I tried parenting from this town, but it was hard. I was scattered, and she spent the mortgage to move without telling me. I could have negotiated a new deal with the bank, and maybe I should have. I would have a house that is large enough for me and my girlfriend and all of our kids. They could all have their own room, which is an amazing thing. I loved the house. It fit my personality. If I had known she would move again a year later, I probably would have. I should have guessed that she would, but I wasn’t thinking much about things. I was just reacting. The bank would have offered me a new loan that is cheaper than anything I can rent now.

I tell you this, not so much because I regret the decision, but because I want men to think before the act. Stop reacting, and start making decisions based on the new circumstance. Don’t get railroaded by a woman who has been plotting for six months or more for this moment. She has the edge because of this, so slow down and really think about it. It is too late to save your marriage, so don’t run down that path, because it wastes precious time. If there is a chance to save the marriage, it will happen by you being assertive and direct in handling this circumstance. She says she wants a divorce, so go get a lawyer. File temporary orders that grant you equal time, the house, reasonable child support payments or none if you think you can make that work with her. Take charge and get the ball rolling. Don’t play softball, be a man. The divorce ball doesn’t need to run any faster after that, but now you have sure footing guaranteed by the courts. None of this prevents her from false abuse allegations, and if she is of that low of a character, then good luck. You can only hope that she is terribly inconsistent and you will prevail in court.

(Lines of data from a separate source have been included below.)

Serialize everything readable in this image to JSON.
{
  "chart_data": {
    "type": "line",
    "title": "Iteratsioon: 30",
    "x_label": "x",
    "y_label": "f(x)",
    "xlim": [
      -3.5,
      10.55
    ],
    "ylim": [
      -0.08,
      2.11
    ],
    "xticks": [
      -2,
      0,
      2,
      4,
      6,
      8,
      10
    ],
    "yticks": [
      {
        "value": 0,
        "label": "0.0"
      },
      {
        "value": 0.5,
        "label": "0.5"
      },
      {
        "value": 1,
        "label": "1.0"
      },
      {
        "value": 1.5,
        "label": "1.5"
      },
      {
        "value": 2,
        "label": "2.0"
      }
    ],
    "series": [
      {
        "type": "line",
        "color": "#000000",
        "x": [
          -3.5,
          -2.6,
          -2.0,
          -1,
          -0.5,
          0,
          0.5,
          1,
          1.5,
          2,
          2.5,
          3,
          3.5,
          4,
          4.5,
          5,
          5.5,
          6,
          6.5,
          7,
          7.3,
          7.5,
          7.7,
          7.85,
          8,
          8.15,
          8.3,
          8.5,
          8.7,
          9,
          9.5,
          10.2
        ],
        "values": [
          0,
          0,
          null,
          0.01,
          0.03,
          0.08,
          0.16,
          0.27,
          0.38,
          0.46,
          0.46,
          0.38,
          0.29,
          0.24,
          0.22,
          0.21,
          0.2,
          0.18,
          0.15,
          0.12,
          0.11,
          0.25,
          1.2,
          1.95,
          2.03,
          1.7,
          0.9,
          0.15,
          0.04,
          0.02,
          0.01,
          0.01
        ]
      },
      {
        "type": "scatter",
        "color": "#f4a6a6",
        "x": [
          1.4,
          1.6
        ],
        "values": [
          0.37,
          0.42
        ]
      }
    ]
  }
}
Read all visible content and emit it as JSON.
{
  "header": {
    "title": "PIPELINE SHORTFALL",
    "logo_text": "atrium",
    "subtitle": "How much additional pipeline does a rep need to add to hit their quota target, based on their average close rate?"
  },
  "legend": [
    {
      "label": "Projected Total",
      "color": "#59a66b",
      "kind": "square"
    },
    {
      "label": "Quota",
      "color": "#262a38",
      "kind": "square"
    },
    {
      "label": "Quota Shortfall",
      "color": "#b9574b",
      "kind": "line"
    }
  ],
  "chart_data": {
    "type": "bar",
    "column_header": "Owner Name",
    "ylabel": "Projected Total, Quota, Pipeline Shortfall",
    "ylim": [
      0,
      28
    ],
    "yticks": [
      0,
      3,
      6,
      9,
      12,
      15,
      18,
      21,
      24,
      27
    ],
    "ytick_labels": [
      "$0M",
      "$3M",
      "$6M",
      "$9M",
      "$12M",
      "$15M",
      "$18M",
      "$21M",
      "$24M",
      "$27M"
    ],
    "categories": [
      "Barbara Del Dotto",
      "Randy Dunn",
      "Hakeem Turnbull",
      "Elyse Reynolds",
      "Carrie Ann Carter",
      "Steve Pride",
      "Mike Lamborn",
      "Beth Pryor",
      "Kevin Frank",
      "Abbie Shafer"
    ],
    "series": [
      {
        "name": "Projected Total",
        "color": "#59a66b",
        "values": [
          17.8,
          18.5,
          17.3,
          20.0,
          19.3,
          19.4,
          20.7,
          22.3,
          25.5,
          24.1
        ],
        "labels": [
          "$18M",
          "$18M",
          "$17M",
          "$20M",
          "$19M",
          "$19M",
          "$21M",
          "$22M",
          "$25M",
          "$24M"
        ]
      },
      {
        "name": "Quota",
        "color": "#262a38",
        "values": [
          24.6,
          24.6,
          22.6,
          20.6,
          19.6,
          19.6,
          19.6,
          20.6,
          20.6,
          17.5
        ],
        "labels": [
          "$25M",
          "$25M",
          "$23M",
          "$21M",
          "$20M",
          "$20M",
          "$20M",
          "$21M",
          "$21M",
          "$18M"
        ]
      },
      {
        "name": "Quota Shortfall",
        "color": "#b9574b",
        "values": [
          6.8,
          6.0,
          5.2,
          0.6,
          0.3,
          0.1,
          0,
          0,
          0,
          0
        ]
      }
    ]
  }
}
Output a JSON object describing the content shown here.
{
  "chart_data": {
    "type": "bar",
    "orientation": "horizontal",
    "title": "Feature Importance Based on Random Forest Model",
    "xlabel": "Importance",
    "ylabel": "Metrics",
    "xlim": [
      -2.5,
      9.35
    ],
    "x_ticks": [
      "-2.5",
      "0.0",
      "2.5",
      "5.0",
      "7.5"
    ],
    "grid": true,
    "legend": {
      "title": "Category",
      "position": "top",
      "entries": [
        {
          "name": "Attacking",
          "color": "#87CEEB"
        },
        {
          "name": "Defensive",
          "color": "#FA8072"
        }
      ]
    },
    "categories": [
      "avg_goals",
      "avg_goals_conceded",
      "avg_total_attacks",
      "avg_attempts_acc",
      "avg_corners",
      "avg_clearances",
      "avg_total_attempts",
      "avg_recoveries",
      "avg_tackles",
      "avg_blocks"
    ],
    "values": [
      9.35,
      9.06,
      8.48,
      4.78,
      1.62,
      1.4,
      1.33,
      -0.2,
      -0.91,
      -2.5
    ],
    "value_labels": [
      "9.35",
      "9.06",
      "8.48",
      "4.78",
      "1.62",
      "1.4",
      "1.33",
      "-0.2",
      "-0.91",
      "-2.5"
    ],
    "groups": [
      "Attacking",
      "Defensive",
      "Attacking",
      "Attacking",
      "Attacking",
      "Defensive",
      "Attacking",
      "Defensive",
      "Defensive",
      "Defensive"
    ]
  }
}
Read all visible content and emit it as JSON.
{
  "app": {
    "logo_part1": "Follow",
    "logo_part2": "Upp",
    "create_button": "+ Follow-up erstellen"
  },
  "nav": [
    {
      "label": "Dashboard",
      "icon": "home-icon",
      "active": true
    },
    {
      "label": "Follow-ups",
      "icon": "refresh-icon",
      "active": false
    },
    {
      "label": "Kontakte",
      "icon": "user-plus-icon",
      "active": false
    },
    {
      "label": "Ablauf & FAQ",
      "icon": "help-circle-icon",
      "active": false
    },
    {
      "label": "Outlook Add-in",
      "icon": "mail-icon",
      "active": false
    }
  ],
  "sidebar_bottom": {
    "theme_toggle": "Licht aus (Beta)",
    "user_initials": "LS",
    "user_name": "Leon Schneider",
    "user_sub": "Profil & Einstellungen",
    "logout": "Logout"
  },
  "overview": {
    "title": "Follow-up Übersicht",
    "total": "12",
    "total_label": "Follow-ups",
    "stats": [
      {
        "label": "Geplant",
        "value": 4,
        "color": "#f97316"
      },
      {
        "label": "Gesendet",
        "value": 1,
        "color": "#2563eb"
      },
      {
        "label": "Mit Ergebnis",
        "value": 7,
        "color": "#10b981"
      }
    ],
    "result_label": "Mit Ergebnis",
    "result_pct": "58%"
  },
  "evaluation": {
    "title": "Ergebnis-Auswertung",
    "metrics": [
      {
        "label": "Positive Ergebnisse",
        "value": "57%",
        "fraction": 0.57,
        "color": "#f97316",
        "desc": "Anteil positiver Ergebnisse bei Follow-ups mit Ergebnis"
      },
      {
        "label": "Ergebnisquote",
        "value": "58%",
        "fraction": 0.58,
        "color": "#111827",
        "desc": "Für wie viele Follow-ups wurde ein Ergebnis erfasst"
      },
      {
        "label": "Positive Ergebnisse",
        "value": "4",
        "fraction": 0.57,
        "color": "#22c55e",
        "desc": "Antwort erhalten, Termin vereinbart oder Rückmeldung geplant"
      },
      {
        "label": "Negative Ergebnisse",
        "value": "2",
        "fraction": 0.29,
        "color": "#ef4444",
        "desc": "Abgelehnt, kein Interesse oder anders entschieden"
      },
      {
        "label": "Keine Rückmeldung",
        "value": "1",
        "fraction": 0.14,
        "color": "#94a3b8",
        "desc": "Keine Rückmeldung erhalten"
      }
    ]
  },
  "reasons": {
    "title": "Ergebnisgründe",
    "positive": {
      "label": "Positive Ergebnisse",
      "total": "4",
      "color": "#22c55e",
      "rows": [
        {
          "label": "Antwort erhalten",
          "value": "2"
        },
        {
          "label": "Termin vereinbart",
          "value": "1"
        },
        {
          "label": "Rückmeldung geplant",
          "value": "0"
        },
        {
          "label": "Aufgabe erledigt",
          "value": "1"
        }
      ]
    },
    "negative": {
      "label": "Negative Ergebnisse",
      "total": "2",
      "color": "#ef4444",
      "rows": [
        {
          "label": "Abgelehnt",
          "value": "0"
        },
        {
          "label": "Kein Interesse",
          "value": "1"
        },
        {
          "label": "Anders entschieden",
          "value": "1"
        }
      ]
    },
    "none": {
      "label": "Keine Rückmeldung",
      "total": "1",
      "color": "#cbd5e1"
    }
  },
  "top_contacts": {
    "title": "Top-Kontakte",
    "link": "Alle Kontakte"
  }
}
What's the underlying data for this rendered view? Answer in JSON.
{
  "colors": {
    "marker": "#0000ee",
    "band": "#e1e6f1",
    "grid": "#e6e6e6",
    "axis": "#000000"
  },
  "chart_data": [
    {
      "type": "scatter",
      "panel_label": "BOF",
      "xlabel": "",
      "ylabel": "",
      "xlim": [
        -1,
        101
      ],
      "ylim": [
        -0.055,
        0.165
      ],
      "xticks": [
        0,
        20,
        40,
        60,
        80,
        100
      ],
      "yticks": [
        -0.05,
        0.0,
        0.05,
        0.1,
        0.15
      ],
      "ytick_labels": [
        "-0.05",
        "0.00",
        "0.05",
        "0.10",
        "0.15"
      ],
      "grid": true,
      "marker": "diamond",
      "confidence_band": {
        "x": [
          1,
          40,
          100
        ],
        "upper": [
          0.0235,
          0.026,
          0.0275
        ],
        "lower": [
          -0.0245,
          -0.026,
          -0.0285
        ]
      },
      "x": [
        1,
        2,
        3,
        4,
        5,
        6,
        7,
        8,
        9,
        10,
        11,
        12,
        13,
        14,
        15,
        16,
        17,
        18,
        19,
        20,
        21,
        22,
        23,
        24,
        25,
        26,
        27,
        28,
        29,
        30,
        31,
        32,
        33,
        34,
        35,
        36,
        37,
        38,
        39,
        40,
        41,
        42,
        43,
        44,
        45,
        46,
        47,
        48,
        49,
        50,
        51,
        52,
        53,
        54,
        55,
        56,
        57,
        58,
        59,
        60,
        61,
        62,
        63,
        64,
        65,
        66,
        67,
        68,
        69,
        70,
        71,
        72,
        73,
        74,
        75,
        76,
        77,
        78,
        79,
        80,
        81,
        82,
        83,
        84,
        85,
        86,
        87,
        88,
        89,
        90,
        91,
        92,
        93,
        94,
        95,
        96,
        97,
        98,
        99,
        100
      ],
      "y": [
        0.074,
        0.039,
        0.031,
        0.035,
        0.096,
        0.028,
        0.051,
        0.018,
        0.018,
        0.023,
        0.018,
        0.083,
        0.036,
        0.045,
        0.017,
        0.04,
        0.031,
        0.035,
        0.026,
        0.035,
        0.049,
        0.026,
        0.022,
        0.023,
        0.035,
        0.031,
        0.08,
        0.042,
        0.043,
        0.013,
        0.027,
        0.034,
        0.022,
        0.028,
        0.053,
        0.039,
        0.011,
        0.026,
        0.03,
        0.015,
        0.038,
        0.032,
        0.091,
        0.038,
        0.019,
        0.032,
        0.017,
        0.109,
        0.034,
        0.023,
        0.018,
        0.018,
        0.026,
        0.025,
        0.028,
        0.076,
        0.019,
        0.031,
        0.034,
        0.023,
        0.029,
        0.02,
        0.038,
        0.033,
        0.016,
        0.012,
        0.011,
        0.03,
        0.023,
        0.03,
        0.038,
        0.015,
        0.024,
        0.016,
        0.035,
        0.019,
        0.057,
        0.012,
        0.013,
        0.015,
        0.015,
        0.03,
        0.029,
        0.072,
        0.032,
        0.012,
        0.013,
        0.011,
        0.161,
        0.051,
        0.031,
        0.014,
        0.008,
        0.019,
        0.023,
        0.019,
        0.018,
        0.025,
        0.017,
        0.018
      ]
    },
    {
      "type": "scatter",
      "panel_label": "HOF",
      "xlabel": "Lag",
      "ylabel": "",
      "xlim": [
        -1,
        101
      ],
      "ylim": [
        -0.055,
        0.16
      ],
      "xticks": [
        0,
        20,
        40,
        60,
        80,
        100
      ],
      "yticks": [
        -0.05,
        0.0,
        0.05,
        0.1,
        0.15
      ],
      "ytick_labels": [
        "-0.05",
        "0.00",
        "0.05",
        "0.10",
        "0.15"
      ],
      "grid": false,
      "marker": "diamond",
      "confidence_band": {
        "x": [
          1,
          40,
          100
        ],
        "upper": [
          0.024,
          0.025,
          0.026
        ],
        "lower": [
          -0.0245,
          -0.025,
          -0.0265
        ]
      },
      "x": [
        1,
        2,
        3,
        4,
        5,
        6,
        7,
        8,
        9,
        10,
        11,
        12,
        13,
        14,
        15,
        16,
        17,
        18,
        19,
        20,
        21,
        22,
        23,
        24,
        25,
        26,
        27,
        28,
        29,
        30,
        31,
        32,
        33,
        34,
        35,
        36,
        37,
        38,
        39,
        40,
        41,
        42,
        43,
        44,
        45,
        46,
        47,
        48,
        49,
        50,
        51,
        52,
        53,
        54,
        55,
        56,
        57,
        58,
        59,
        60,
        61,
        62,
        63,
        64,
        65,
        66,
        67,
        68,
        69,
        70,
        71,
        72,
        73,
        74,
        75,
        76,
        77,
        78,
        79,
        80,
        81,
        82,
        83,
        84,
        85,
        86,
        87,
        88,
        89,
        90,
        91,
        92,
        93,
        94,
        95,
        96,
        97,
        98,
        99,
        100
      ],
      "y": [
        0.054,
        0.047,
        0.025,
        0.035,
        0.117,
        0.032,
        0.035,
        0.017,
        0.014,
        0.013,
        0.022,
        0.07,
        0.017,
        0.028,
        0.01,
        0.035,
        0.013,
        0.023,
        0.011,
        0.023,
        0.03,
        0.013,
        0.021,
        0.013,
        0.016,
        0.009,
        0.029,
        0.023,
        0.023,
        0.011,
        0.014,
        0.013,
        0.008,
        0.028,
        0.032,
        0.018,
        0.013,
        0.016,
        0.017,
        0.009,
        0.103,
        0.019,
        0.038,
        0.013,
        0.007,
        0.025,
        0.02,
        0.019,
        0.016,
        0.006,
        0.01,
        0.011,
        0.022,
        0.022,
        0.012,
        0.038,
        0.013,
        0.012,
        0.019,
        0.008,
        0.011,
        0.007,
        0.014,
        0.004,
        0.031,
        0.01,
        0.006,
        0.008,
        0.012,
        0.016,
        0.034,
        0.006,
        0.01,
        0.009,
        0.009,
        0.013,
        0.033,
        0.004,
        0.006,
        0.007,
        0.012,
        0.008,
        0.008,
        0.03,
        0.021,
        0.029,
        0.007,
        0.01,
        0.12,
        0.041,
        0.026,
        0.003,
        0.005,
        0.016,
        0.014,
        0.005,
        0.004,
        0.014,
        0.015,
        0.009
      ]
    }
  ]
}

Once you have the first pieces in place, then take your time and do as much as you can without lawyers. This will save a fortune. I didn’t get those things in place, and when she filed, she tried to extract a large amount of child support. Thankfully the courts don’t respond quickly, so even though the orders were in place we negotiated a different deal that will hold from here on out. In the final orders any arrears can be cleared with a court order.

She had the first choice of stuff as she moved out. She didn’t take the newer furniture, and is pissed she made that decision, but we each got enough stuff. I don’t care if it was fair or not. There was no making both of totally happy. When I moved there was a ton of things left at the house. We took our time and took things as we saw the need. Ultimately she took more than me, but on the first move, I got what I cared about. Our stuff is thus divided with no real arguments. A few complaints, but no arguments. We will codify that in the divorce decree and its done.

I have written this over a course of a few days. It may not be totally congruent, but I am going to end it here. Slow down fellas, and make sure you are acting not reacting through the end of your marriage.